Myanmar's pro-democracy leader Aung San Suu Kyi said on Saturday she saw no reason for Western countries to lift sanctions against the military-dominated government, but the issue had to be discussed.
Myanmar, ruled by the military since a 1962 coup, held its first elections in two decades last year and authorities later released Suu Kyi from house arrest.
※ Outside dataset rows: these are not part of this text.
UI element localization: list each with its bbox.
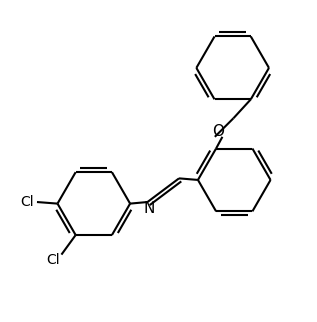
Text: Cl: Cl <box>47 253 60 267</box>
Text: O: O <box>213 124 225 139</box>
Text: Cl: Cl <box>21 195 34 209</box>
Text: N: N <box>144 201 155 216</box>
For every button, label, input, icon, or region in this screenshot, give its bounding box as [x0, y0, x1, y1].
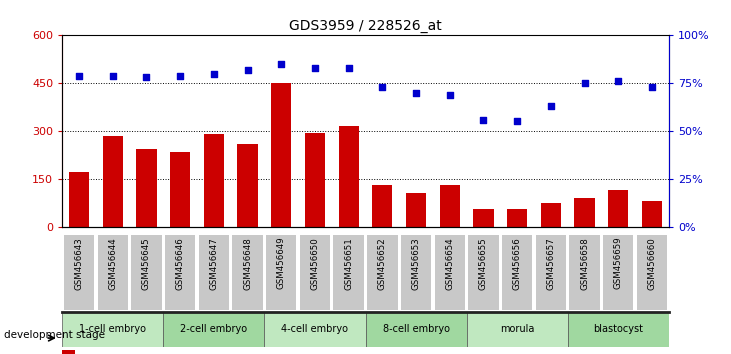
FancyBboxPatch shape — [469, 235, 499, 310]
Bar — [238, 144, 257, 227]
Text: morula: morula — [500, 324, 534, 334]
Bar — [541, 202, 561, 227]
Bar — [69, 172, 89, 227]
Text: 2-cell embryo: 2-cell embryo — [181, 324, 247, 334]
FancyBboxPatch shape — [163, 312, 265, 347]
Text: GSM456649: GSM456649 — [277, 237, 286, 289]
FancyBboxPatch shape — [132, 235, 162, 310]
Point — [242, 67, 254, 73]
FancyBboxPatch shape — [232, 235, 262, 310]
FancyBboxPatch shape — [367, 235, 398, 310]
FancyBboxPatch shape — [401, 235, 431, 310]
Point — [545, 103, 557, 109]
Text: GSM456645: GSM456645 — [142, 237, 151, 290]
Bar — [439, 185, 460, 227]
Point — [613, 79, 624, 84]
Bar — [271, 83, 292, 227]
Point — [107, 73, 118, 78]
Text: GSM456647: GSM456647 — [209, 237, 219, 290]
Text: GSM456660: GSM456660 — [648, 237, 656, 290]
Point — [73, 73, 85, 78]
Bar — [136, 149, 156, 227]
Point — [410, 90, 422, 96]
Text: GSM456659: GSM456659 — [614, 237, 623, 289]
Text: 4-cell embryo: 4-cell embryo — [281, 324, 349, 334]
Bar — [575, 198, 595, 227]
Bar — [507, 209, 527, 227]
Point — [444, 92, 455, 97]
Text: GSM456643: GSM456643 — [75, 237, 83, 290]
Point — [477, 117, 489, 122]
FancyBboxPatch shape — [568, 312, 669, 347]
Text: GSM456654: GSM456654 — [445, 237, 454, 290]
FancyBboxPatch shape — [435, 235, 465, 310]
Bar — [642, 201, 662, 227]
Text: GSM456651: GSM456651 — [344, 237, 353, 290]
Text: GSM456657: GSM456657 — [546, 237, 556, 290]
FancyBboxPatch shape — [266, 235, 296, 310]
FancyBboxPatch shape — [265, 312, 366, 347]
Text: GSM456652: GSM456652 — [378, 237, 387, 290]
Point — [376, 84, 388, 90]
Bar — [170, 152, 190, 227]
FancyBboxPatch shape — [62, 312, 163, 347]
Text: GSM456658: GSM456658 — [580, 237, 589, 290]
Point — [276, 61, 287, 67]
Bar — [608, 190, 629, 227]
Bar — [62, 350, 75, 354]
Text: GSM456656: GSM456656 — [512, 237, 522, 290]
Text: GSM456655: GSM456655 — [479, 237, 488, 290]
Bar — [372, 185, 393, 227]
FancyBboxPatch shape — [603, 235, 634, 310]
Point — [579, 80, 591, 86]
FancyBboxPatch shape — [64, 235, 94, 310]
FancyBboxPatch shape — [637, 235, 667, 310]
Text: blastocyst: blastocyst — [594, 324, 643, 334]
Bar — [305, 132, 325, 227]
FancyBboxPatch shape — [97, 235, 128, 310]
Text: GSM456646: GSM456646 — [175, 237, 185, 290]
Text: GSM456650: GSM456650 — [311, 237, 319, 290]
Point — [208, 71, 219, 76]
Bar — [204, 134, 224, 227]
Point — [309, 65, 321, 71]
Point — [343, 65, 355, 71]
Bar — [406, 193, 426, 227]
Text: 8-cell embryo: 8-cell embryo — [382, 324, 450, 334]
Point — [174, 73, 186, 78]
Bar — [102, 136, 123, 227]
FancyBboxPatch shape — [502, 235, 532, 310]
FancyBboxPatch shape — [536, 235, 566, 310]
FancyBboxPatch shape — [569, 235, 599, 310]
FancyBboxPatch shape — [300, 235, 330, 310]
Text: GSM456644: GSM456644 — [108, 237, 117, 290]
Text: 1-cell embryo: 1-cell embryo — [79, 324, 146, 334]
FancyBboxPatch shape — [333, 235, 364, 310]
FancyBboxPatch shape — [199, 235, 229, 310]
Bar — [474, 209, 493, 227]
FancyBboxPatch shape — [366, 312, 466, 347]
Text: development stage: development stage — [4, 330, 105, 339]
Point — [646, 84, 658, 90]
Title: GDS3959 / 228526_at: GDS3959 / 228526_at — [289, 19, 442, 33]
Bar — [338, 126, 359, 227]
Text: GSM456653: GSM456653 — [412, 237, 420, 290]
Point — [511, 119, 523, 124]
FancyBboxPatch shape — [165, 235, 195, 310]
Point — [140, 75, 152, 80]
Text: GSM456648: GSM456648 — [243, 237, 252, 290]
FancyBboxPatch shape — [466, 312, 568, 347]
But the military shows no sign of loosening its grip.
Suu Kyi's political party said on Tuesday it supported Western sanctions but wanted talks on whether to modify them, signalling a willingness to discuss a more flexible approach.
Suu Kyi, asked by Reuters at a party function on Saturday to elaborate, said sanctions had to be discussed.
"Whether or not to lift the sanctions is something to be decided after discussions," she said.
"At the present situation, I don't see any reason to lift the sanctions."
She did not elaborate on who should discuss the issue.
Suu Kyi's National League for Democracy (NLD), which won the previous election in 1990 but was never allowed to govern, was officially disbanded for refusing to take part in last November's polls.
The vote was, as expected, swept by the main pro-military party and the generals have given no indication they will really relinquish power to new civilian rulers.
Suu Kyi has been excluded from politics since 1989, when she was first detained, a year after the military crushed a student-led uprising. She has no stake in the new army-dominated system and authorities have ignored her calls for dialogue.
But Suu Kyi has significant influence over Western countries' policies towards Myanmar and sanctions are the only real bargaining chip she has with the generals -- assuming they want the restrictions lifted.
China, Thailand, India and Singapore are already big investors in Myanmar, also known as Burma. Chinese companies poured in more than $8 billion last year, mostly in energy-related projects, according to official Myanmar data.